August 19, 2016

G121: Red Sox 10, Tigers 2

Red Sox - 400 002 220 - 10 16  1
Tigers  - 020 000 000 -  2  4  0
First of all, the bullpen did not suck. After Rick Porcello (7-4-2-2-8, 105) departed, Heath Hembree and Fernando Abad each pitched one inning and each retired the Tigers in order, with Abad striking out two of his three batters in the ninth.

David Ortiz and Jackie Bradley hit two-run home runs in the first inning to get the Red Sox off on the good foot. Boston scored twice in the sixth on four straight singles, with Andrew Benintendi and Dustin Pedroia getting the RBI. Hanley Ramirez drove in four runs with a pair of doubles in the seventh and eighth innings, finishing the night 3-for-5.

The Blue Jays lost to Cleveland on Tyler Naquin's inside-the-park walk-off home run (right after Jose Ramirez had homered to tie the game at 2-2), so Boston is 0.5 GB. (In Baltimore, four of the first five Orioles batters in the first inning hit home runs - previously unprecedented in major league history - but the Astros ruined their night by winning 15-8.)
Rick Porcello / Michael Fulmer
Pedroia, 2B
Bogaerts, SS
Ortiz, DH
Betts, RF
Ramirez, 1B
Bradley, CF
Leon, C
Holt, 3B
Benintendi, LF
Boston and Baltimore are both 1.5 games behind Toronto. The Orioles host the Astros and the Blue Jays are in Cleveland.

Alex Speier, Globe:
Why is there such an extreme disconnect between the public view of Red Sox manager Farrell – at least the loudest one – and that of the Red Sox organization? ...

Indeed, as much as there have been games where Farrell’s bullpen management has caused members of the organization to scratch their heads – if not throw rocks at their televisions at times – there hasn’t been any serious internal conversation in the Red Sox organization about changing the manager. Barring an extreme event like a 10-game losing streak that decimates the Sox’ postseason chances, there isn’t going to be, at least not for the rest of the season.

1 comment:

Maxwell Horse said...

I think it speaks to the irrationality of people defending Farrell's use of Tazawa yesterday that the very same situation could come up again tonight, and Farrell could use Tazawa AGAIN, and it would still jibe with all the reasoning as to why it was a good idea to use Tazawa last night.

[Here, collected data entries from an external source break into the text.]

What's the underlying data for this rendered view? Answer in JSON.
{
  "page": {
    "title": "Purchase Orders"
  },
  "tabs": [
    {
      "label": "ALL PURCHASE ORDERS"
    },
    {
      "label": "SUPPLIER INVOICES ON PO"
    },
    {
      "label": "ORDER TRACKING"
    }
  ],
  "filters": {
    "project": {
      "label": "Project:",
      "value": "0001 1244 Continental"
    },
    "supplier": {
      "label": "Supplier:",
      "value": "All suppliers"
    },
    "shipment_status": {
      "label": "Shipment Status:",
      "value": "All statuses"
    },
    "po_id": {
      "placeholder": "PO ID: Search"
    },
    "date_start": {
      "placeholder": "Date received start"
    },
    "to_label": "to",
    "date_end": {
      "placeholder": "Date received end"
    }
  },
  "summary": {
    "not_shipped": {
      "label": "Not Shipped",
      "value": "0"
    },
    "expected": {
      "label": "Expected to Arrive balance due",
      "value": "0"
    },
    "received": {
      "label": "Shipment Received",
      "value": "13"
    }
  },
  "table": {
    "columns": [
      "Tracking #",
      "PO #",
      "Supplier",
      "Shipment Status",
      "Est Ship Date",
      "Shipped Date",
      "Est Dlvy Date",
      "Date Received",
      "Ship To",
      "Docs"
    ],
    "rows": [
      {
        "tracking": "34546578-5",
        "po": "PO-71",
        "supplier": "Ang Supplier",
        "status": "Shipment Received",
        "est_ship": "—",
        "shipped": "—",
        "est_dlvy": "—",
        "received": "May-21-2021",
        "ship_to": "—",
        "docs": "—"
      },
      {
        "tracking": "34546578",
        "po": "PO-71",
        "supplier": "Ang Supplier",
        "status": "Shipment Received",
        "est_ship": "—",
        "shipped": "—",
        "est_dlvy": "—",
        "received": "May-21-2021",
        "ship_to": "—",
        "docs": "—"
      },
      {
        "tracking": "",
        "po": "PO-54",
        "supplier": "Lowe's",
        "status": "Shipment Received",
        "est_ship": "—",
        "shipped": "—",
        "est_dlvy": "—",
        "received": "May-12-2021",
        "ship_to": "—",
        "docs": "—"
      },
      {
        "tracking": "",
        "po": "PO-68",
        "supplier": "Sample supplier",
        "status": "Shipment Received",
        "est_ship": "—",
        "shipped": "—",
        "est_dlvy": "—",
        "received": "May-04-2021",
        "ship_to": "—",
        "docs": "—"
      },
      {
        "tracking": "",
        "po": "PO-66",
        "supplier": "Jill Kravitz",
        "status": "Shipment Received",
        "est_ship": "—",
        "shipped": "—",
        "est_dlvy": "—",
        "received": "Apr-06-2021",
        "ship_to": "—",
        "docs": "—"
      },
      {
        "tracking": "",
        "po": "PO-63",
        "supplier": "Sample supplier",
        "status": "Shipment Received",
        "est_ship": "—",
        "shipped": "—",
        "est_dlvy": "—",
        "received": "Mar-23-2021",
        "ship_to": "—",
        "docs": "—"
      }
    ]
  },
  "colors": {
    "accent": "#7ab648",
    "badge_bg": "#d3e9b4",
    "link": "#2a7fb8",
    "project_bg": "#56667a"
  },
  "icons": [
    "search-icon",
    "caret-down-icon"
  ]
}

1) Tazawa is a professional athlete. He has to "sac up" there. He HAS to. (And if he's used tonight, he "has to sac up" again tonight. And if he fails, we can blame his lack of manliness.)

2) Farrell doesn't throw the pitches. The player's determine the game's outcome. Thus, he can literally make any on-field decision, and he's off the hook regardless of logic or outcome.

3) The other bullpen arms aren't sure-fire guarantees. They weren't yesterday, and they still won't be today. Thus, use Tazawa again tonight in a high-leverage situation.

4) Ziegler has had just as many bad recent performances as Tazawa. (This means you have to willfully ignore the context of those failures. The ball that Benintendi lost in the lights, etc.)